Antitrust boccia tassa sul Money transfer: “E’ discriminatoria”

A farne le spese, secondo l'AGCM, potrebbero essere soprattutto gli stranieri che usano i money transfer per inviare soldi alle famiglie nei paesi d’origine

Bocciata la tassa sui money transfer introdotta dal Governo con il decreto legge fiscale perchè discriminatoria e va dunque modificata.

TASSA INGIUSTIFICATAMENTE DISCRIMINATORIA – Questa la richiesta dell’Antitrust contenuta nella segnalazione inviata ai presidenti delle Camere, al presidente del Consiglio, al Tesoro, all’Agenzia delle Entrate e a Bankitalia.

Stiamo parlando della  nuova imposta dell’1,5% sulle rimesse di denaro verso paesi non appartenenti alla Ue che, secondo l’Autorità Garante della Concorrenza e del Mercato “risulta ingiustificatamente discriminatoria in quanto applicabile alle sole rimesse effettuate dagli istituti di pagamento (i cosiddetti money transfer operator), ma non dalle altre categorie di operatori che possono offrire analogo servizio, in particolare le banche italiane ed estere e Poste Italiane”.

Perciò, si legge ancora nel richiamo, appare “suscettibile di alterare il corretto confronto competitivo, poiché si traduce in un elemento di costo gravante solo sugli istituti di pagamento, riducendo la loro capacità di formulare offerte competitive, a parità di altre condizioni”.

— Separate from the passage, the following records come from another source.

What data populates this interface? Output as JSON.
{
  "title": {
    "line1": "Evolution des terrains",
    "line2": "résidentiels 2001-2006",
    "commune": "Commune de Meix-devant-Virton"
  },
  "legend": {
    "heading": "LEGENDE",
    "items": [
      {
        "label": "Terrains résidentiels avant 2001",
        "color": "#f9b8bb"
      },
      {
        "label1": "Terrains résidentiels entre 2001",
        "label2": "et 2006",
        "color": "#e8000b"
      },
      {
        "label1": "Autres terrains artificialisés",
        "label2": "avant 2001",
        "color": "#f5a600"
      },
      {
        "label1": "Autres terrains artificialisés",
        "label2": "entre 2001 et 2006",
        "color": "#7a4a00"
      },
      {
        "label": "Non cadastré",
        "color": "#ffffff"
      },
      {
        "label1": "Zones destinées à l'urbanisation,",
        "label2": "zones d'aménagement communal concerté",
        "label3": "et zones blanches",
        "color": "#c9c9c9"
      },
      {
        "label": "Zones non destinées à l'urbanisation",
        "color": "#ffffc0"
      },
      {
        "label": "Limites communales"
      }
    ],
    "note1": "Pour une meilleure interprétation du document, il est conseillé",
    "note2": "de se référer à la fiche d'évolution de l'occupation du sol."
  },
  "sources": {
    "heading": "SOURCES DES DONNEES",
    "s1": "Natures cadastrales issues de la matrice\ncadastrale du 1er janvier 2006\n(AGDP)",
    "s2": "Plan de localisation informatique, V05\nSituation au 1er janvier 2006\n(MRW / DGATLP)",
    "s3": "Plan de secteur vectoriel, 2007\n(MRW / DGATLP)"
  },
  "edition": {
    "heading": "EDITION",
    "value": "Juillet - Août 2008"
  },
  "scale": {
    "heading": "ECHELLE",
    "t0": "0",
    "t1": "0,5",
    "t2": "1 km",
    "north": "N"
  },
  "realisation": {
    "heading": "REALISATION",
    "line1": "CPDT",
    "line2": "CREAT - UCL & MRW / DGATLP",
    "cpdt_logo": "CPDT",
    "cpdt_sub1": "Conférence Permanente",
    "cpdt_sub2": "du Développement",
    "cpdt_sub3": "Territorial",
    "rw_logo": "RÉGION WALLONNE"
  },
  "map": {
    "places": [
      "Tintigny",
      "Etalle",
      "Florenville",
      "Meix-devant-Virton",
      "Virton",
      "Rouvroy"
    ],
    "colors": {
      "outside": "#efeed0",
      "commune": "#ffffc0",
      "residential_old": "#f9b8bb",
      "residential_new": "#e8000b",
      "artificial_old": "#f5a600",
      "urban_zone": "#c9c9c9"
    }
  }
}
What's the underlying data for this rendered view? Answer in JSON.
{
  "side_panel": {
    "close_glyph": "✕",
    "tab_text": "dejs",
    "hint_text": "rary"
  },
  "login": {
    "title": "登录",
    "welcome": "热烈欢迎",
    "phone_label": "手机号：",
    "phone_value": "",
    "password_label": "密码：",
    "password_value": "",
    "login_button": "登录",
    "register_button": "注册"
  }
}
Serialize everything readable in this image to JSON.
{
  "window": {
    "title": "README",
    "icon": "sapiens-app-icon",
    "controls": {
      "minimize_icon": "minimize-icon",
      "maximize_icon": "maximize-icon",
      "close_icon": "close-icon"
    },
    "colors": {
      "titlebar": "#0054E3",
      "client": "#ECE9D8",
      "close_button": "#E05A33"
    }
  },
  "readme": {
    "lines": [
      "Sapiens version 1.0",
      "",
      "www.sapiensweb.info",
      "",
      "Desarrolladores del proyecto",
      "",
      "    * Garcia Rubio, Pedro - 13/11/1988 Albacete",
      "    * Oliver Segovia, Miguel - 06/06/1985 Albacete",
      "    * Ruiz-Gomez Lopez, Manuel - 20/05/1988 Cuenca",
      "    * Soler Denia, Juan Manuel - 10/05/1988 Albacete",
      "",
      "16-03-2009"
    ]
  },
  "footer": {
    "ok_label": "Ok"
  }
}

A FARNE GLI SPESE GLI STRANIERI – A spingere per la tassa che, secondo le prime stime dovrebbe portare nelle casse dello Stato circa 60 milioni di euro, è stata la proposta targata Lega. E a pagarne il prezzo più alto, secondo l’AGCM potrebbero essere soprattutto sugli stranieri che usano i money transfer per inviare soldi alle famiglie nei paesi d’origine con la diretta conseguenza, come detto, di ridurre il grado di trasparenza sulle condizioni economiche del servizio.

Andando più nello specifico, la misura colpirebbe soprattutto bangladesi e filippini, rispettivamente al secondo e terzo posto nella classifica dei cittadini stranieri che spediscono soldi alle famiglie.